Spring naar inhoud

Relatie tussen PGA waarden en kans op schade voor geïnduceerde aardbevingen in Groningen

Auteur TNO; C.P.W. Geurts, R.D.J.M. Steenbergen
Opdrachtgever SODM
Datum 13 juni 2016

In dit rapport wordt op basis van eerdere TNO rapporten en gegevens uit de literatuur een eerste aanzet gegeven tot het leggen van een relatie tussen waarden voor de piekgrondversnelling (PGA) en de kans op verschillende niveaus van schade ten gevolge van aardbevingen. Aanleiding voor dit rapport is de vraag van SodM om advies te geven over PGA-waarden waarbij er een zekere kans is op het optreden van schadetoestand DS1 (lichte scheurvorming), DS2 (gemiddelde schade), of DS3 (zware schade) en te adviseren over een eventueel te accepteren kans op dergelijke niveaus van schade.

TNO geeft de volgende aanbevelingen:
Er kan langs twee wegen tot een beoordelingscriterium worden gekomen. De eerste betreft een criterium op basis van alleen DS1 schade (ontstaan van lichte scheurvorming); de tweede betreft een methode waarbij een relatie wordt aangenomen tussen de kansen op DS1, DS2 en DS3 schade, waarna een criterium kan worden gekozen op basis van de kans op DS2 en/of DS3 schade.
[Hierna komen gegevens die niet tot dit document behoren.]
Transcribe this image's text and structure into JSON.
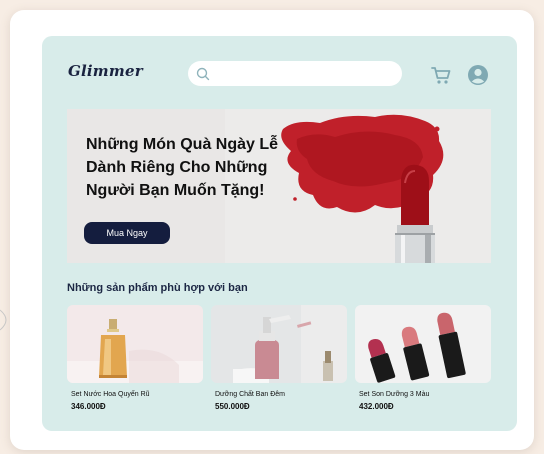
{
  "app": {
    "logo": "Glimmer",
    "search": {
      "placeholder": "",
      "value": ""
    }
  },
  "hero": {
    "line1": "Những Món Quà Ngày Lễ",
    "line2": "Dành Riêng Cho Những",
    "line3": "Người Bạn Muốn Tặng!",
    "button_label": "Mua Ngay"
  },
  "recommend": {
    "title": "Những sản phẩm phù hợp với bạn",
    "items": [
      {
        "name": "Set Nước Hoa Quyến Rũ",
        "price": "346.000Đ"
      },
      {
        "name": "Dưỡng Chất Ban Đêm",
        "price": "550.000Đ"
      },
      {
        "name": "Set Son Dưỡng 3 Màu",
        "price": "432.000Đ"
      }
    ]
  },
  "colors": {
    "app_bg": "#d8ecea",
    "button_bg": "#141d3e",
    "lipstick_red": "#b3141c",
    "icon_color": "#7fa9b3"
  },
  "icons": [
    "search-icon",
    "cart-icon",
    "user-icon"
  ]
}
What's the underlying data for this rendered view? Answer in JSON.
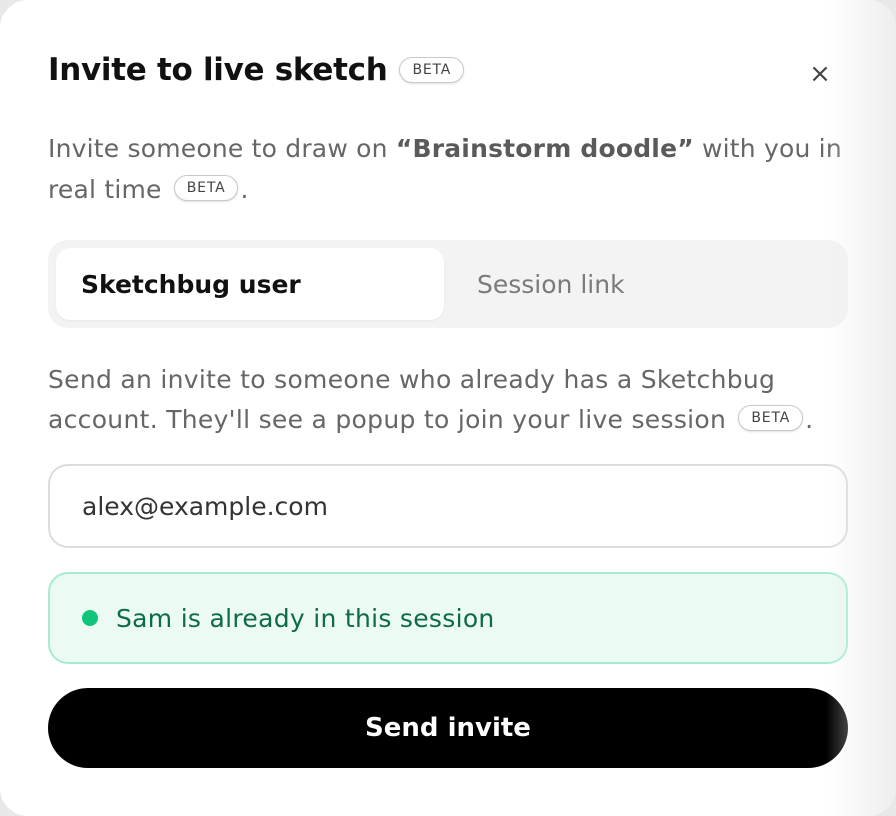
{
  "dialog": {
    "title": "Invite to live sketch",
    "badge": "BETA",
    "close_icon": "×"
  },
  "intro": {
    "prefix": "Invite someone to draw on ",
    "doc_name": "“Brainstorm doodle”",
    "suffix": " with you in real time",
    "badge": "BETA",
    "end": "."
  },
  "tabs": [
    {
      "label": "Sketchbug user",
      "active": true
    },
    {
      "label": "Session link",
      "active": false
    }
  ],
  "description": {
    "text": "Send an invite to someone who already has a Sketchbug account. They'll see a popup to join your live session",
    "badge": "BETA",
    "end": "."
  },
  "email_input": {
    "value": "alex@example.com"
  },
  "status": {
    "text": "Sam is already in this session",
    "dot_color": "#10c47a"
  },
  "send_button": {
    "label": "Send invite"
  },
  "colors": {
    "accent_green": "#10c47a",
    "status_bg": "#ebfbf3",
    "button_bg": "#000000"
  }
}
De eerste methode is op basis van eerdere geïnduceerde aardbevingen in Noord Nederland tot op zeker hoogte empirisch onderbouwd; de tweede methode berust op aannamen die nog geverifieerd dienen te worden en is zonder nader onderzoek lastig te onderbouwen.

 De resultaten van de door TNO uitgevoerde kalibratiestudie “schade door aardbevingen” uit 2009 en de TNO studies uit 1997 die ten grondslag heeft gelegen aan SBR Trillingsrichtlijn A, kunnen behulpzaam zijn bij het vaststellen van een relatie tussen de kans op schade en de trillingsniveaus, in termen van versnellingen en snelheden. Deze relatie kan dienen als technische onderbouwing voor eventuele regelparameters in het winningsplan. Om deze relatie nauwkeuriger vast te leggen, wordt geadviseerd de genoemde kalibratiestudies te actualiseren. Hiervoor kunnen inzichten uit het TNO sensornetwerk worden gebruikt. Daarbij moet aanvullend aandacht gegeven worden aan de relatie tussen de kwetsbaarheidscurves voor DS1, DS2 en DS3. Dit vraagt om nader onderzoek.